Christian leads me into the hotel, through the lobby, and out onto the street.

He remains silent, brooding and bad-tempered, and it’s all my fault. Taylor and his team shadow us.

“Where are we going?” I ask tentatively, gazing up at him.

“Back to the boat.” He doesn’t look at me.

I have no idea of the time. I think it must be about five or six in the afternoon.

When we reach the marina, Christian leads me onto the dock where the motorboat and Jet Ski belonging to the Fair Lady are moored. As Christian unties the Jet Ski, I hand my backpack to Taylor. I glance nervously up at him, but like Christian, his expression gives nothing away. I flush, thinking about what he’s seen on the beach.

“Here you go, Mrs. Grey.” Taylor passes me a life vest from the motorboat, and I dutifully put it on.
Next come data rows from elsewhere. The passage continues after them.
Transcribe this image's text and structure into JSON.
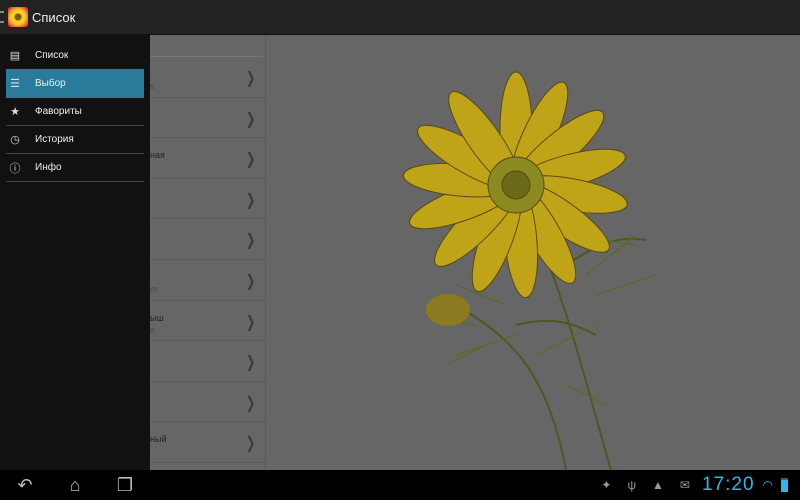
{
  "actionbar": {
    "title": "Список",
    "app_icon": "sunflower-icon"
  },
  "drawer": {
    "items": [
      {
        "label": "Список",
        "icon": "list-icon"
      },
      {
        "label": "Выбор",
        "icon": "filter-icon",
        "selected": true
      },
      {
        "label": "Фавориты",
        "icon": "star-icon"
      },
      {
        "label": "История",
        "icon": "clock-icon"
      },
      {
        "label": "Инфо",
        "icon": "info-icon"
      }
    ]
  },
  "list": {
    "rows": [
      {
        "title": "",
        "subtitle": "s"
      },
      {
        "title": "",
        "subtitle": ""
      },
      {
        "title": "ная",
        "subtitle": ""
      },
      {
        "title": "",
        "subtitle": ""
      },
      {
        "title": "",
        "subtitle": ""
      },
      {
        "title": "",
        "subtitle": "er"
      },
      {
        "title": "ыш",
        "subtitle": "e"
      },
      {
        "title": "",
        "subtitle": ""
      },
      {
        "title": "",
        "subtitle": ""
      },
      {
        "title": "ный",
        "subtitle": ""
      }
    ]
  },
  "statusbar": {
    "time": "17:20",
    "accent": "#33b5e5"
  }
}
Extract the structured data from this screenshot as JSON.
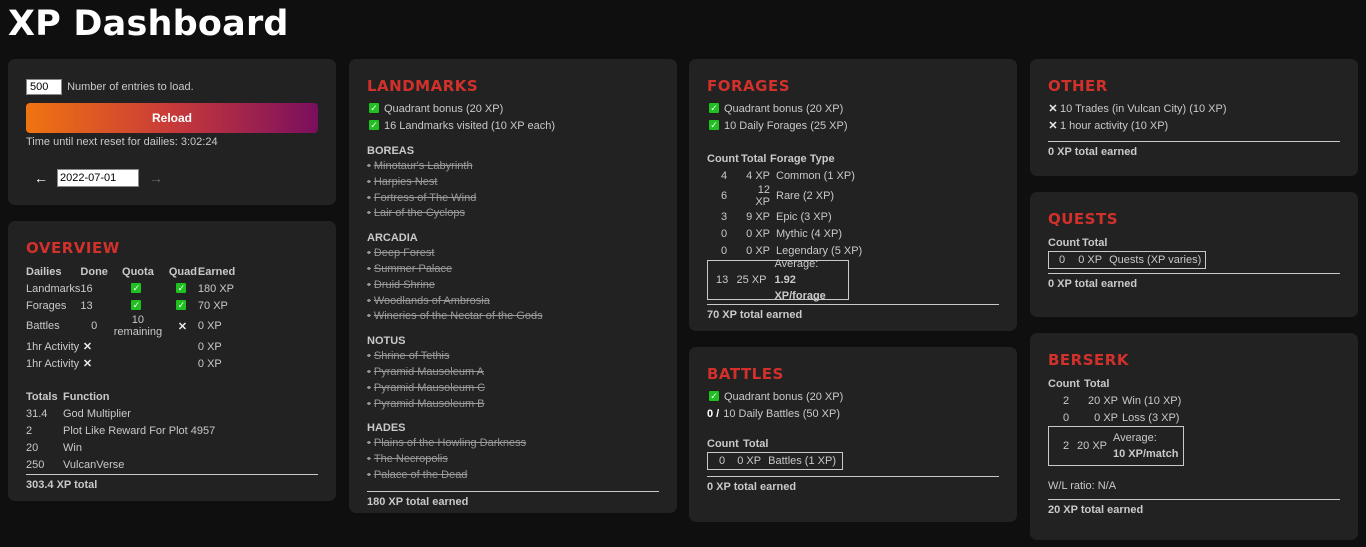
{
  "title": "XP Dashboard",
  "controls": {
    "entries_value": "500",
    "entries_label": "Number of entries to load.",
    "reload_label": "Reload",
    "reset_text": "Time until next reset for dailies: 3:02:24",
    "prev_arrow": "←",
    "next_arrow": "→",
    "date_value": "2022-07-01"
  },
  "overview": {
    "title": "OVERVIEW",
    "headers": [
      "Dailies",
      "Done",
      "Quota",
      "Quad",
      "Earned"
    ],
    "rows": [
      {
        "name": "Landmarks",
        "done": "16",
        "quota": "check",
        "quad": "check",
        "earned": "180 XP"
      },
      {
        "name": "Forages",
        "done": "13",
        "quota": "check",
        "quad": "check",
        "earned": "70 XP"
      },
      {
        "name": "Battles",
        "done": "0",
        "quota": "10 remaining",
        "quad": "x",
        "earned": "0 XP"
      },
      {
        "name": "1hr Activity",
        "done": "x",
        "quota": "",
        "quad": "",
        "earned": "0 XP"
      },
      {
        "name": "1hr Activity",
        "done": "x",
        "quota": "",
        "quad": "",
        "earned": "0 XP"
      }
    ],
    "totals_headers": [
      "Totals",
      "Function"
    ],
    "totals_rows": [
      {
        "total": "31.4",
        "function": "God Multiplier"
      },
      {
        "total": "2",
        "function": "Plot Like Reward For Plot 4957"
      },
      {
        "total": "20",
        "function": "Win"
      },
      {
        "total": "250",
        "function": "VulcanVerse"
      }
    ],
    "grand_total": "303.4 XP total"
  },
  "landmarks": {
    "title": "LANDMARKS",
    "checks": [
      "Quadrant bonus (20 XP)",
      "16 Landmarks visited (10 XP each)"
    ],
    "regions": [
      {
        "name": "BOREAS",
        "items": [
          "Minotaur's Labyrinth",
          "Harpies Nest",
          "Fortress of The Wind",
          "Lair of the Cyclops"
        ]
      },
      {
        "name": "ARCADIA",
        "items": [
          "Deep Forest",
          "Summer Palace",
          "Druid Shrine",
          "Woodlands of Ambrosia",
          "Wineries of the Nectar of the Gods"
        ]
      },
      {
        "name": "NOTUS",
        "items": [
          "Shrine of Tethis",
          "Pyramid Mausoleum A",
          "Pyramid Mausoleum C",
          "Pyramid Mausoleum B"
        ]
      },
      {
        "name": "HADES",
        "items": [
          "Plains of the Howling Darkness",
          "The Necropolis",
          "Palace of the Dead"
        ]
      }
    ],
    "bullet": "•",
    "total": "180 XP total earned"
  },
  "forages": {
    "title": "FORAGES",
    "checks": [
      "Quadrant bonus (20 XP)",
      "10 Daily Forages (25 XP)"
    ],
    "headers": [
      "Count",
      "Total",
      "Forage Type"
    ],
    "rows": [
      {
        "count": "4",
        "total": "4 XP",
        "type": "Common (1 XP)"
      },
      {
        "count": "6",
        "total": "12 XP",
        "type": "Rare (2 XP)"
      },
      {
        "count": "3",
        "total": "9 XP",
        "type": "Epic (3 XP)"
      },
      {
        "count": "0",
        "total": "0 XP",
        "type": "Mythic (4 XP)"
      },
      {
        "count": "0",
        "total": "0 XP",
        "type": "Legendary (5 XP)"
      }
    ],
    "sum_count": "13",
    "sum_total": "25 XP",
    "average_label": "Average:",
    "average_value": "1.92 XP/forage",
    "total": "70 XP total earned"
  },
  "battles": {
    "title": "BATTLES",
    "check": "Quadrant bonus (20 XP)",
    "progress_prefix": "0 /",
    "progress_text": "10 Daily Battles (50 XP)",
    "headers": [
      "Count",
      "Total"
    ],
    "row": {
      "count": "0",
      "total": "0 XP",
      "type": "Battles (1 XP)"
    },
    "total": "0 XP total earned"
  },
  "other": {
    "title": "OTHER",
    "items": [
      "10 Trades (in Vulcan City) (10 XP)",
      "1 hour activity (10 XP)"
    ],
    "total": "0 XP total earned"
  },
  "quests": {
    "title": "QUESTS",
    "headers": [
      "Count",
      "Total"
    ],
    "row": {
      "count": "0",
      "total": "0 XP",
      "type": "Quests (XP varies)"
    },
    "total": "0 XP total earned"
  },
  "berserk": {
    "title": "BERSERK",
    "headers": [
      "Count",
      "Total"
    ],
    "rows": [
      {
        "count": "2",
        "total": "20 XP",
        "type": "Win (10 XP)"
      },
      {
        "count": "0",
        "total": "0 XP",
        "type": "Loss (3 XP)"
      }
    ],
    "sum_count": "2",
    "sum_total": "20 XP",
    "average_label": "Average:",
    "average_value": "10 XP/match",
    "wl_ratio": "W/L ratio: N/A",
    "total": "20 XP total earned"
  },
  "colors": {
    "accent_red": "#d2312b",
    "check_green": "#20c020",
    "card_bg": "#222223",
    "page_bg": "#0f0f0f"
  }
}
Why am I the only one who has to wear a life jacket?

Christian and Taylor exchange some kind of look. Jeez, is he angry with Taylor, too? Christian then checks the straps on my life jacket, cinching the middle one tightly.

“You’ll do,” he mutters sullenly, still not turning to look at me. Shit.
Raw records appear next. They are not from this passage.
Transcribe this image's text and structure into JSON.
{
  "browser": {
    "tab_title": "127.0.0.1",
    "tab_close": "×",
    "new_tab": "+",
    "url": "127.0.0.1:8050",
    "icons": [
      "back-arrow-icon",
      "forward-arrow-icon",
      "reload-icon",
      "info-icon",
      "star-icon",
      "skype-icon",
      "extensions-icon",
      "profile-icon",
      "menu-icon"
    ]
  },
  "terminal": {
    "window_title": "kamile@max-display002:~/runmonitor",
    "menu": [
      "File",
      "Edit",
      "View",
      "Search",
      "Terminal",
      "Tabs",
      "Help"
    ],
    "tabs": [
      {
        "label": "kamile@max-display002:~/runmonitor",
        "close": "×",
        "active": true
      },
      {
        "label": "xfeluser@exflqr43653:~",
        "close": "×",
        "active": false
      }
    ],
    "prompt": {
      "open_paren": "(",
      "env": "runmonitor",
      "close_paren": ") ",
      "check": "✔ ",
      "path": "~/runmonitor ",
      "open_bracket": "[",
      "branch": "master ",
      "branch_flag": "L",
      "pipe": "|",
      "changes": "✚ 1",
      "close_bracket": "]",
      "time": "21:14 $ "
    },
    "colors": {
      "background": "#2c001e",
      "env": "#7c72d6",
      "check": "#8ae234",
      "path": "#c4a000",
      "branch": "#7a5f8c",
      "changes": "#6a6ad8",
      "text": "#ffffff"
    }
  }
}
He climbs gracefully on to the Jet Ski and holds out his hand for me to join him. Grasping it tightly, I manage to throw my leg over the seat behind him without falling into the water while Taylor and the twins clamber into the motorboat. Christian kicks the Jet Ski away from the dock, and it floats gently into the marina.
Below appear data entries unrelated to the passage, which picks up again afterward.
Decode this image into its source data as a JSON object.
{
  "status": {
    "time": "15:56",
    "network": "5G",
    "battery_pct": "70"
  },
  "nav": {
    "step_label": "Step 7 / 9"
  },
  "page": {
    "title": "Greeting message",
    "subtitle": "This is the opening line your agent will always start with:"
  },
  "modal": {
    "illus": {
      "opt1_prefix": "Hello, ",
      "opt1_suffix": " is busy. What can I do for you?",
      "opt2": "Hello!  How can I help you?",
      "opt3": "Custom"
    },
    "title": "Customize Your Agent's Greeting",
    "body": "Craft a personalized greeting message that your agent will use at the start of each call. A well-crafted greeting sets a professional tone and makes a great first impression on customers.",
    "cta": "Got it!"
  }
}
“Hold on,” he orders, and I put my arms around him. This is my favorite part of traveling by Jet Ski. I hug him closely, my nose nuzzling into his back, marveling that there was a time when he would not have tolerated me touching him this way. He smells good . . . of Christian and the sea. Forgive me, Christian, please?

He stiffens. “Steady,” he says, his tone softer. I kiss his back and rest my cheek against him, looking back toward the dock where a few holidaymakers have gathered to watch the show.

Christian turns the key and the motor roars to life. With one twist of the accelerator, the Jet Ski bucks forward and speeds across the cool dark water, through the marina and out to the center of the harbor toward the Fair Lady. I hold him tighter. I love this—it’s so exciting. Every muscle in Christian’s lean frame is evident as I cling to him.

Taylor pulls alongside in the motorboat. Christian glances at him then accelerates again, and we shoot forward, whipping over the top of the water like an expertly tossed pebble. Taylor shakes his head in resigned exasperation and heads straight to the yacht, while Christian shoots past the Fair Lady and heads out toward the open water.

The sea spray is splashing us, the warm wind buffeting my face and flaying my ponytail crazily around me. This is so much fun. Maybe the thrill of this ride will dispel Christian’s bad mood. I can’t see his face, but I know he’s enjoying himself—carefree, acting his age for a change.

He steers in a huge semicircle and I study the shoreline—the boats in the marina, the mosaic of yellow, white and sand-colored offices and apartments, and the craggy mountains behind. It looks so disorganized—not the regimented blocks that I am used to—but so picturesque. Christian glances over his shoulder at me, and there’s the ghost of a smile playing on his lips.